第2話 満月の夜
満月の夜、怪異なるものがあらわれるようになったのと、連続女性失踪事件が起こり始めたのはほぼ同じ時期。と、すると……。
「牛ちゃん、またこわい顔してるぅー。もぅー、もぅー!!」
これが今の上司。『生活安全活性課』では、隠密に怪異なるものの捜査、及び殲滅をしている。
人ならざるバケモノがあらわれたと知れたら、人はすぐパニックを起こす。警察が仕事をしていないせいだと言われる前に動く。いわば初動捜査であり、ネットで拡散されないための最終手段だった。
おそらく秘密裏に作られた『生活安全活性課』とは、そんな汚れ仕事をするために作られた。めんどくさい人間が送り込まれる墓場のような場所だ。
「牛ちゃーん。牛若丸ちゃーん」
「その呼び方はしないでくださいよ」
女性もののスーツをそつなく着こなす上司の若林に釘をさす。どうやら若林はおれに気があるらしく、牛若丸なんて奇妙な呼び方をする。
「今わかっていることと言えば、怪異なるものが水まわりからあらわれることと、満月の夜に活動することくらい。あたしたちにできるのは、港の見回りってことだけ」
そんなわかりきったことを、さもさも重要案件のように言い放つ若林は、おれの机に栄養ドリンクを置いた。
「知ってると思うけど、今日は満月だから、よろしくぅー」
ってか、なんで『生活安全活性課』なんて大層な名前の部署なのに、二人しかいないんだっ!? この人に襲われたら迷わず投げ飛ばすからなっ! こんなナリしてるけど、性別上は男だからな、この人。
「うっふふっ。そう気負わないの。この部署にはねぇー、まだまだお仲間がいるのよーん」
「へぇ? だれです? どんな奴です?」
「牛ちゃん、こわぁーい。どんな仲間かって? そんなの、秘密に決まってるでしょう? だって、極秘任務なんだから」
そうだけど。仲間かどうかを見極めることもできないのか。まったく。
「じゃあ、そろそろ港の見回りに行って来ます」
「はぁーい、牛ちゃん、がんばってもぉー!!」
いちいち牛の鳴き声を真似しなくていいんだけどな。おれは後頭部をかじって、背広のポケットに手を入れた。まずい、資料忘れた。
そうしてあわてて手相占い『レディ・S』の館に到着すれば、さっきのような始末でこれまた神経をすり減らした。

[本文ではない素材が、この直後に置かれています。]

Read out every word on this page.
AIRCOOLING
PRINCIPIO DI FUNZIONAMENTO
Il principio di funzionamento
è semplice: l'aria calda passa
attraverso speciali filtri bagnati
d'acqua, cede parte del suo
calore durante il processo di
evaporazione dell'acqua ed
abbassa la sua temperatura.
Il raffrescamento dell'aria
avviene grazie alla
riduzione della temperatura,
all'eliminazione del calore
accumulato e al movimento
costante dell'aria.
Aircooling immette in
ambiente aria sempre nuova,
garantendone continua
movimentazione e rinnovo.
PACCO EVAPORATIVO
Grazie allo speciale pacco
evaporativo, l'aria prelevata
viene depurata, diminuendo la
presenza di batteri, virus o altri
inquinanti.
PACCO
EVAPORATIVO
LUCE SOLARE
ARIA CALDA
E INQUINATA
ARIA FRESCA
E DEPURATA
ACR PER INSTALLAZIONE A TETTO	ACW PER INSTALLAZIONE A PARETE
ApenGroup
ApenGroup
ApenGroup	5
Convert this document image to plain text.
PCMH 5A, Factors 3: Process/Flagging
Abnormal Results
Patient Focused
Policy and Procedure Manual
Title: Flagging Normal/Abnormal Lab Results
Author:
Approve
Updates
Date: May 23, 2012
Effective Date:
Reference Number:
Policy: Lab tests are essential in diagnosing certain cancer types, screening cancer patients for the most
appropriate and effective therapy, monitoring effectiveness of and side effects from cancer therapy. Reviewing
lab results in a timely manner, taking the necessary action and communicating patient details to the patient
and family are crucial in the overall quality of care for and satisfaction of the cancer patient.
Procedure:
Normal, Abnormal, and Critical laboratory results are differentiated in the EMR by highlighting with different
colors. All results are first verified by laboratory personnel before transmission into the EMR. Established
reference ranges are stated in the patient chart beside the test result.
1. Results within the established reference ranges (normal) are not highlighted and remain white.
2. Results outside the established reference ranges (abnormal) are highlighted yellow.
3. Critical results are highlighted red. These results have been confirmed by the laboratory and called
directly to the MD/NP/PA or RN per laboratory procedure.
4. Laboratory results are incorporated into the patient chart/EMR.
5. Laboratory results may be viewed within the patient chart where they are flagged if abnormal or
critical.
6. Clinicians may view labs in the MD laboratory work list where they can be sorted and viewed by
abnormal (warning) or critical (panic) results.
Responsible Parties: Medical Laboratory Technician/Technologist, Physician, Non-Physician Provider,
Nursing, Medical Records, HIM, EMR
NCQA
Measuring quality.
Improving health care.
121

正美、今どこでなにをしているんだ? 死んだとは思いたくない。その確証もない。
『あたしね、
それは、なんだったのだろう?
『あたしね、スーパーヒロインになるのが夢だったんだ。へーんしーんってね』
笑いながら戯れた日々が、今では懐かしい。頭の中では、いつも笑顔の正美がいてくれる。おれの仕事を理解して、常に陰で支えてくれた。
『でも、それは彼女の本当姿だったのかしら?』
ふいに澄子に言われた言葉が脳裏をかけめぐる。知っていたのか? 豹変する正美を。親から愛を与えられなかった彼女なりの、精一杯の防御である自己否定を。いや、あんな薄汚い占い師の言葉なんて、信用するもんか。
『鈴木 澄子。だからレディ・Sなの』
今にして思えば、なぜあのタイミングで館の二階が開いていたのか、なぜ澄子はなにもかも知っているような仕草をするのか、ひょっとしたらすべてが罠だったんじゃないかとすら思えてくる。
夜の空気が満月を振動させる。
港に着いたおれは、ノートパソコンを開いてUSBメモリを取り込んだ。
怪異なるものがあらわれるのは、満月の夜、水辺の近く。おなじ場所にはあらわれない。
パソコンに記された地図は、同志と思われる者からの情報。印がつけられた場所に怪異なるものがあらわれる確率が高いという。
残念ながらおれは、まだ怪異なるものに一度も遭遇したことがない。
一体どんなものなのか。腕に覚えはあるものの、素手で戦える相手なのか?
額にじわりと汗が浮く。
そんなおれの目の前に、ぼんやりと蜃気楼が浮かび上がる。
――違う。こいつは、怪異なるものだっ。